To argue with this would be like trying to have a logical discussion with somebody about whether a foil hat will really keep CIA broadcasts from being picked up by ones tooth fillings.

(Thanks to Tim Blair)

Posted by John Weidner at April 20, 2005 08:44 AM
Comments

Okay, W. Raspberry is wrong-again. But, I would tend to give him a base on balls because, in 1991 he was one of the lunatics talking about ten thousand body bags. However, he's the only one of these lunatics, to my knowledge, who publicly admitted after events unfolded that he was wrong.

It's amazing how many people who can readily see the bias of Fox, fail to see the equally obvious bias of NYT, WaPo & the other networks.

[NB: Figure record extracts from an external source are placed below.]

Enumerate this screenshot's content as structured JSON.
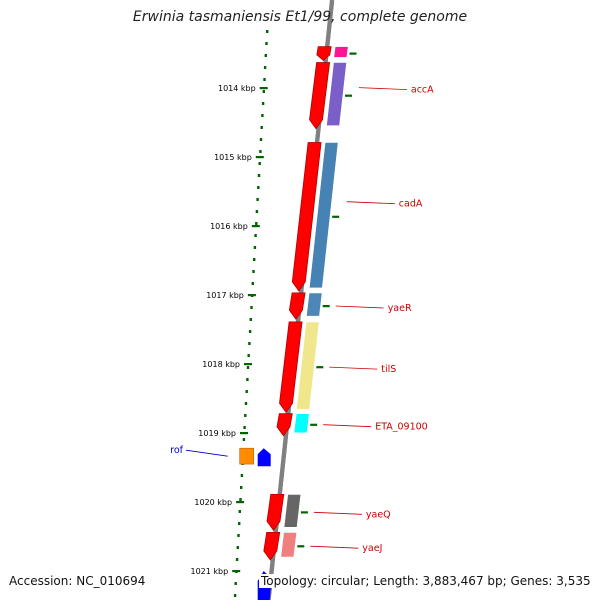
{
  "title": "Erwinia tasmaniensis Et1/99, complete genome",
  "footer": {
    "accession": "Accession: NC_010694",
    "topology": "Topology: circular; Length: 3,883,467 bp; Genes: 3,535"
  },
  "colors": {
    "ruler_tick": "#006400",
    "backbone": "#808080",
    "gene_label": "#cc0000",
    "rof_label": "#0000cc"
  },
  "scale": [
    {
      "label": "1014 kbp",
      "kbp": 1014
    },
    {
      "label": "1015 kbp",
      "kbp": 1015
    },
    {
      "label": "1016 kbp",
      "kbp": 1016
    },
    {
      "label": "1017 kbp",
      "kbp": 1017
    },
    {
      "label": "1018 kbp",
      "kbp": 1018
    },
    {
      "label": "1019 kbp",
      "kbp": 1019
    },
    {
      "label": "1020 kbp",
      "kbp": 1020
    },
    {
      "label": "1021 kbp",
      "kbp": 1021
    }
  ],
  "genes": [
    {
      "label": "",
      "start": 1013.4,
      "end": 1013.6,
      "cds_color": "#ff1493"
    },
    {
      "label": "accA",
      "start": 1013.63,
      "end": 1014.59,
      "cds_color": "#7b5fc9"
    },
    {
      "label": "cadA",
      "start": 1014.79,
      "end": 1016.94,
      "cds_color": "#4682b4"
    },
    {
      "label": "yaeR",
      "start": 1016.97,
      "end": 1017.35,
      "cds_color": "#4f86b8"
    },
    {
      "label": "tilS",
      "start": 1017.39,
      "end": 1018.7,
      "cds_color": "#f0e68c"
    },
    {
      "label": "ETA_09100",
      "start": 1018.72,
      "end": 1019.04,
      "cds_color": "#00ffff"
    },
    {
      "label": "yaeQ",
      "start": 1019.89,
      "end": 1020.41,
      "cds_color": "#666666"
    },
    {
      "label": "yaeJ",
      "start": 1020.44,
      "end": 1020.84,
      "cds_color": "#f08080"
    }
  ],
  "other_features": [
    {
      "label": "rof",
      "start": 1019.22,
      "end": 1019.48,
      "cds_color": "#ff8c00",
      "gene_color": "#0000ff"
    },
    {
      "label": "",
      "start": 1021.0,
      "end": 1021.6,
      "cds_color": "",
      "gene_color": "#0000ff"
    }
  ]
}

Posted by: Dr. Fager at April 20, 2005 05:49 PM

I don't believe the efficacy of tinfoil hats as a shield against mind control rays has ever been been rigorously tested.
John Nash, call your office.

Posted by: Terry at April 20, 2005 10:43 PM

Dr. Fager:

Of course not. Because the biases of the NYT agree w/ those of the observer (in this case, Raspberry). If you are used to a 45-degree slant from the horizontal, the real horizon doesn't look flat, it looks slanted.

The problem is that these folks believe that they live on the flat plains, and utterly refuse to countenance the idea that where you stand might depend on where you sit.

Posted by: Lurking Observer at April 22, 2005 07:12 AM

And that could be true from either side. If you are a fan of Fox, with its self-admitted rightwing tilt, then any reporting even if it strives for a centrist objective position, would come across as being to the left. That would not make it left-wing; but it would be to the left.

I do know that the press (cable news more so than written press, but both are guilty) fall down most in (a) trying to prove their lack of bias by giving both sides of every issue equal standing (he said - she said), even when there isn't equal standing; and (b) far too many are easily intimidated by the right in general and the Bush Admin in particular. For example, the last 2-3 days the press have decided to comply with GOP demands that they refer to the "nuclear option" as a Democratic option, one invented by the Democrats, and some are even trying to say the "nuclear option" would be the Democratic slowdown of the Senate if the GOP gut the filibuster.

In fact, the term first appears in print in 2003 I believe in an interview Trent Lott did for a MS paper, in which he said the GOP would use a "nuclear option" and blow the place [Senate] up! And in Nov 2004 on Fox News, Wallace asks Frist about "...what they [GOP] call the nuclear option...", which Frist later confirms with "Its called the nuclear option".

So even though the phrase was a GOP invention for THEIR option to do away with the filibuster, they've now begun insisting it really means the Democratic reaction, and that the term is theirs (the Dems)! Thus far today its been reported that way by Chip Reid of NBC, by NPR, the Washington Post, CNN and MSNBC.